Evaline Mmari: "What Is Classical Education?"

Classical education is a kind of learning that refers to the liberal arts. The phrase “liberal arts” has two words—the first word is “liberal” and the second word is “arts.” The word “liberal” comes from a Latin phrase liberalis, and the root word of liberalis is liber, which means “to befit a freeman." Therefore, classical education cultivates a freeman who can be an independent person—one who can think for himself and stand alone when it comes to reasoning and making sound judgment. The second word is “art,” which means "something that can be lived and practiced through performing or writing.”

To begin with, classical education introduces students to reality by emphasizing the practical side of learning rather than the theoretical part, the latter of which being what most schools emphasize through continuous assessments and final examinations.

Secondly, classical education emphasizes learning through imitation, recognizing that students follow the example of others, especially teachers and parents, among other important figures in their lives. Students develop by practicing and forming new habits that they see modeled day-in-day-out by these important people in their lives.

Finally, classical education helps students develop their minds through memorization of songs, catechisms, and patterns.

Classical education offers accessible resources to the students for understanding, interpreting, and responding to the community in which they live. Classical education is designed to prepare students not just for college or employment, but for life, preparing them to be productive human beings by cultivating virtues such us humility, perseverance, and generosity, which are the core values of a humane society. Making college the main goal for education objectifies the human person and thus reduces their innate value. College might be one among many benefits that a classical education can provide, but the goal of classical education is much broader in preparing students to face the challenges of life.

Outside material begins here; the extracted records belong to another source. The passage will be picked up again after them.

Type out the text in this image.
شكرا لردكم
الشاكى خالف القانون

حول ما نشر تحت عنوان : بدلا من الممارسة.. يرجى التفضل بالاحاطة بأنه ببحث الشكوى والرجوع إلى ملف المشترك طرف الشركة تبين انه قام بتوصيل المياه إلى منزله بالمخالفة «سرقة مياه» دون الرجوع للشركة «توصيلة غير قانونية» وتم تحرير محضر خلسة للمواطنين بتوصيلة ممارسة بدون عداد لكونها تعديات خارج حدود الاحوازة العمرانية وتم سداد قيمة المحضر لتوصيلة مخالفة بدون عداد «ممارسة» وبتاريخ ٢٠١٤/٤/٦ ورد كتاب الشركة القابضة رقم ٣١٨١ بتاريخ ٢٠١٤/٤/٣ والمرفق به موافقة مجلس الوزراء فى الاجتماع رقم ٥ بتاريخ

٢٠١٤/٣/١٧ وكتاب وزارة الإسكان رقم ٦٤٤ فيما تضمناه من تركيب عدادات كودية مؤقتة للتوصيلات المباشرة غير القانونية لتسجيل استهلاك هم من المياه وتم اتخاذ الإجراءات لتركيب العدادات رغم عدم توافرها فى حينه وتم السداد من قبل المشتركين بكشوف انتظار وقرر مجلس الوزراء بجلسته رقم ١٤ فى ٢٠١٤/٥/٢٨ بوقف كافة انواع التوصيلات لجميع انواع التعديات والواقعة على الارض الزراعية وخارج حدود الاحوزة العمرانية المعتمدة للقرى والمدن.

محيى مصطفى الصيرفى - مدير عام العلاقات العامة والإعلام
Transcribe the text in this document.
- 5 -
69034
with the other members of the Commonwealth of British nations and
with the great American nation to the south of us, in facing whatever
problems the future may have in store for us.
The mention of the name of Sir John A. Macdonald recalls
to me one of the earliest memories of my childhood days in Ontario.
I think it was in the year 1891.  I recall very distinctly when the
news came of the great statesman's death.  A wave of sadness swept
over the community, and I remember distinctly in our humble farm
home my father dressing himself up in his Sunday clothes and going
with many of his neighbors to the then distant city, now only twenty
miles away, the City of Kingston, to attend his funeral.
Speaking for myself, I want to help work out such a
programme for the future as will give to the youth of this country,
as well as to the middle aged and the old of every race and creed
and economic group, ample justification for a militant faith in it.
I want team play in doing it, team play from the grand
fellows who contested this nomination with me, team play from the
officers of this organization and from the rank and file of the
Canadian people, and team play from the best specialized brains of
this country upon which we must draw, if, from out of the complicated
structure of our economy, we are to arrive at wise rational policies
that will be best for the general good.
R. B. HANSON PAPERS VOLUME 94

To cultivate an independent human being, classical education primarily focuses on the three initial stages of learning—the trivium of grammar, logic, and rhetoric. Grammar focuses on the skills of memorizing facts, learning rules and recalling essential information. This stage emphasizes active student formation and lays the foundation for advanced understanding because with a basic knowledge facts one can understand and interpret information accurately.

Logic is the stage in which students learn to build arguments, think coherently, and analyze information presented to them. They develop logical, well-ordered and reasoned arguments, and learn to question everything carefully.

Rhetoric is the verbal art of fluently and eloquently presenting ideas. This stage of learning requires students to express their ideas to others after they have acquired the skills of reasoning and thinking logically. To this end, many classical schools allow students to conduct debates, providing them with the opportunity to clearly communicate what they have learned and discovered.

The combination of these three initial stages of learning—grammar, logic, and rhetoric—enable students to read with understanding, reason the right way, and speak eloquently. They also help students to understand the language of learning and logic before moving to higher-level studies. Consequently, the trivium is the foundation for the quadrivium.

The quadrivium refers to the mathematical arts. These arts consist of music, arithmetic, geometry, and astronomy. The first art, music, explains numbers rhythmically in time and space. The second art, arithmetic, deals with the study of numbers as they occur in nature. The third art, geometry, deals with the study of numbers in the context of figures and space. The fourth art, astronomy, deals with the study of numbers in space and motion. These four mathematical arts are very important in the preparation of students for advanced mathematical, scientific, philosophical, and theological studies.

Classical education is therefore defined as an excellent and quality way of learning that cultivates independent and totally free human beings who can engage their minds and utilize their already acquired knowledge in thinking through any societal problem in a civilized manner. 

Ms. Evaline Mmari is math and science teacher at the Rafiki Foundation Classical Christian School in Moshi, Tanzania, which is the only classical school in Tanzania. Evaline has been with Rafiki for 6 years. Madam Evaline completed her secondary education at government schools in Tanzania. She attended her first conference on classical education in Nairobi, Kenya in October 2023, and has been passionate about learning and implementing classical pedagogy. At this conference she was able to hear from such CCE educators as: Dr. Brian Williams, Dr. Grant Horner, Dr. David Diener, Mrs. Robyn Burlew, Mr. Ravi Jain, and Dr. Tim Dernlan – plus others! Her essay reflects what she has learned so far, and we expect that she will become a leading proponent of classical education in Tanzania. We at Rafiki are grateful to have her as an educator at our Rafiki Classical Christian school near Moshi Tanzania – her grasp of CCE is even more remarkable when you consider that English is a 3rd language for her.